CME, ICE Urge U.S. Regulators to Bring Hyperliquid Under Federal Oversight

CME Group and Intercontinental Exchange (ICE), owner of the New York Stock Exchange, are pressing the Commodity Futures Trading Commission (CFTC) and U.S. lawmakers to subject crypto derivatives venue Hyperliquid to federal supervision, Bloomberg reported Friday. The exchanges say Hyperliquid's largely offshore, lightly regulated trading setup could be susceptible to market manipulation and sanctions evasion. They also warn that the platform's rising volumes in crypto and commodity-linked markets could start to skew price discovery in key areas such as oil, where global benchmarks are set, arguing that anonymous trading may enable insiders or state-linked participants to exert influence. CME and ICE want Hyperliquid to register with the CFTC, a move that would require customer identification programs and trade-surveillance controls. Hyperliquid's token, HYPE, fell about 6% on the news, sliding from above $45 to below $43. The push also comes as CME moves to broaden its own around-the-clock crypto lineup.

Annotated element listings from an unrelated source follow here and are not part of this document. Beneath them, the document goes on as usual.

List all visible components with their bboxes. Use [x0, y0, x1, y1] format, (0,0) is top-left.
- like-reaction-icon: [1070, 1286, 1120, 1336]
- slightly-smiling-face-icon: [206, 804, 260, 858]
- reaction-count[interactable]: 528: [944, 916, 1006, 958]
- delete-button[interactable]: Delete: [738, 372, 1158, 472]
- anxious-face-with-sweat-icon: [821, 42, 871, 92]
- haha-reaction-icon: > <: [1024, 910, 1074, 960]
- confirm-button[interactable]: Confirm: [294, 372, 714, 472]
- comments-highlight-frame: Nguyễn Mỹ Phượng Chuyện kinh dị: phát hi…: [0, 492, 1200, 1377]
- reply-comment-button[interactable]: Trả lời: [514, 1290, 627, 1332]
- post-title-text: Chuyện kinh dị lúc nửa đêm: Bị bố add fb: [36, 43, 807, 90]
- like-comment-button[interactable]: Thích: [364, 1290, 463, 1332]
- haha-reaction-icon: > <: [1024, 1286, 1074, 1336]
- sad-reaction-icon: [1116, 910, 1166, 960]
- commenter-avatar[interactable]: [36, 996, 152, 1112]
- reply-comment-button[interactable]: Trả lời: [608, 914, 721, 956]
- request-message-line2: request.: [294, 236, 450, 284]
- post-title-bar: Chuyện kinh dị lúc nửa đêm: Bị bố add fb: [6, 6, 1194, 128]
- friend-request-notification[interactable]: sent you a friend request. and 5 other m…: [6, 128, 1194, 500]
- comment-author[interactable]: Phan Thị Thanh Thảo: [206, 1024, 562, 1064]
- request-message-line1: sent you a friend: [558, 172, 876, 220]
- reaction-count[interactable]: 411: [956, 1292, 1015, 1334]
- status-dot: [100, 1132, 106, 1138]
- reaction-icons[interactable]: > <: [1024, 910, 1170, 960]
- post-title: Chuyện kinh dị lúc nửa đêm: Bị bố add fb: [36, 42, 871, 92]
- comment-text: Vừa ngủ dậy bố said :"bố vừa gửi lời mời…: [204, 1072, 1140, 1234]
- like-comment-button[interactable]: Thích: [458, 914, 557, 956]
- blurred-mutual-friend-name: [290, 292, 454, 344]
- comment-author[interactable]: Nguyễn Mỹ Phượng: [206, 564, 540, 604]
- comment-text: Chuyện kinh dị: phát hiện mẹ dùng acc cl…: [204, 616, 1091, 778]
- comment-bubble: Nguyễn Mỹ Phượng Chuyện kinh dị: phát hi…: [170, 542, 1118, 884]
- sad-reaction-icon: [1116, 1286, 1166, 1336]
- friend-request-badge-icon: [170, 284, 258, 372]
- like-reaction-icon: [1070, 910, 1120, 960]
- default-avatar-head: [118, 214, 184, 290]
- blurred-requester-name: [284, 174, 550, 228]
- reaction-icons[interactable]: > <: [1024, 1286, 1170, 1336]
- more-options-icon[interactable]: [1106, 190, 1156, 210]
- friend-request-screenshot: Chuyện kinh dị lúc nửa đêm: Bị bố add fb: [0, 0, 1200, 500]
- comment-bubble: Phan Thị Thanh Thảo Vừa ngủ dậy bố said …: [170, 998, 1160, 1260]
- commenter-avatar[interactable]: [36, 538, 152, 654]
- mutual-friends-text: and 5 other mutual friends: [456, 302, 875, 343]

Bitcoin Volatility Futures are slated to start trading June 1, followed by Nasdaq CME Crypto Index Futures on June 8, covering BTC, ETH, XRP, and other assets. Hyperliquid Pushes Back The Hyperliquid Policy Center, an advocacy group created in February by a Hyperliquid-affiliated foundation, rejected the characterization in a post on X on Friday. The group said traditional exchanges that match buyers and sellers and collect fees operate differently from Hyperliquid's model, and argued that treating them as the same misstates the platform's structure and risk profile. The Policy Center said it has already held meetings with the CFTC aimed at mapping a legal path for U.S. participation in Hyperliquid's markets. It contends its markets offer better outcomes and fewer risks than traditional centralized exchanges, and expects the CFTC to craft a tailored framework for onchain derivatives platforms. Regulatory Vulnerability Hyperliquid's bridge, the single custody point for all user funds, is protected by a 3-of-4 multisig. At its April 2025 peak, Hyperliquid represented roughly 70% of the onchain perpetual futures market. That scale, along with a relatively centralized custody setup and IP-based georestrictions, could increase regulatory exposure.